I.AM.NOT.A.ROBOT is an artwork and social-marketing campaign to encourage more people to consider becoming a foster carer, conceived and designed by five young people aged 12 to 17 who are currently in care.
They worked with professional artists and University students over the holidays to train as artists and curators, and to develop their ideas for the show. During that time the group developed their artistic skills; focused on audience motivation and engagement; and researched work in other art spaces across the UK including Peninsula Arts, RAMM Museum Exeter, and the Southbank Centre.
The project is a partnership between the Plymouth City Council, local arts charity Effervescent, The Big Lottery Fund, Arts Council England and Plymouth University. The children and young people worked under the guidance and tutelage of professional artists.
I.AM.NOT.A.ROBOT was an immersive art installation consisting of 60 customised interactive robots, each representing an individual child in care. Visitors have been reading stories to the robots and donate hugs through interactive window technology, every hour they sing before they go off to sleep. In the gallery, ‘The bureau of fluff’ took over 100 applications from visitors to foster a robot and families have been uploading photos and uploading as part of a social media campaign. The young people wanted audiences to know that children in care are all individuals with different stories, hopes, dreams and needs. They all have very different reasons why they need a stable and safe care placement and that it is really important that there are enough foster parents in the system so that children can be placed with the right person or people for them, so that they can flourish, have exciting and inspiring experiences, and grow to their full potential.

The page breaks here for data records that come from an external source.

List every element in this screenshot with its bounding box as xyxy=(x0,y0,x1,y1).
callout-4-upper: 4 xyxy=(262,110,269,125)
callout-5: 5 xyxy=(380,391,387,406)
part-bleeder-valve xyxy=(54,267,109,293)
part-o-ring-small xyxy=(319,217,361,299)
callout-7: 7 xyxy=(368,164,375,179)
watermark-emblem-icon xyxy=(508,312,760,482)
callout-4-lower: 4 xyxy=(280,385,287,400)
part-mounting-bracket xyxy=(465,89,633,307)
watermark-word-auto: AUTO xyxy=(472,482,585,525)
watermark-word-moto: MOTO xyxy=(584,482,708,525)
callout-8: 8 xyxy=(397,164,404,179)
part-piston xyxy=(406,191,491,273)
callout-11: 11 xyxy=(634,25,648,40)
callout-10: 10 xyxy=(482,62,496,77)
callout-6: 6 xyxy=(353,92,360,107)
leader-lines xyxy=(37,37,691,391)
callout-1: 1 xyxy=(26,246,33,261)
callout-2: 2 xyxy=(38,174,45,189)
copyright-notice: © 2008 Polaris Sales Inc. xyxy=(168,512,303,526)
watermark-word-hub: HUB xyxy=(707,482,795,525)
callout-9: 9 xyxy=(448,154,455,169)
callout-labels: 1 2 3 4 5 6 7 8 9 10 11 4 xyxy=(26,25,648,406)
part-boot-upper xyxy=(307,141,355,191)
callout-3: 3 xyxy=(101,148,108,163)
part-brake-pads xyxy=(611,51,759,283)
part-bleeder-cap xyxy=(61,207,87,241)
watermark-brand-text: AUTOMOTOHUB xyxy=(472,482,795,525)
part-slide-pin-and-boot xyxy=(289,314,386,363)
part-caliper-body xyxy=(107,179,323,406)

The project also gave the children and young people the opportunity to develop skills in design, programming, marketing, creativity and arts and working within a team; develop confidence but also have fun; and engage with the service and promote the need to recruit foster carers to the wider community. Through the project the council promoted the service in an innovative way that resonates with a wider audience; worked with partners in finding new ways to grow the service and improve outcomes for children; promoted the service via engagement across multiple channels; promoted the idea that local people can get involved in the foster care community in different ways; and gave looked after children a platform to express themselves in a creative way.
The project opened to fantastic reviews as part of the Plymouth Art Weekender in September and continues to run at the Radiant Gallery, Plymouth.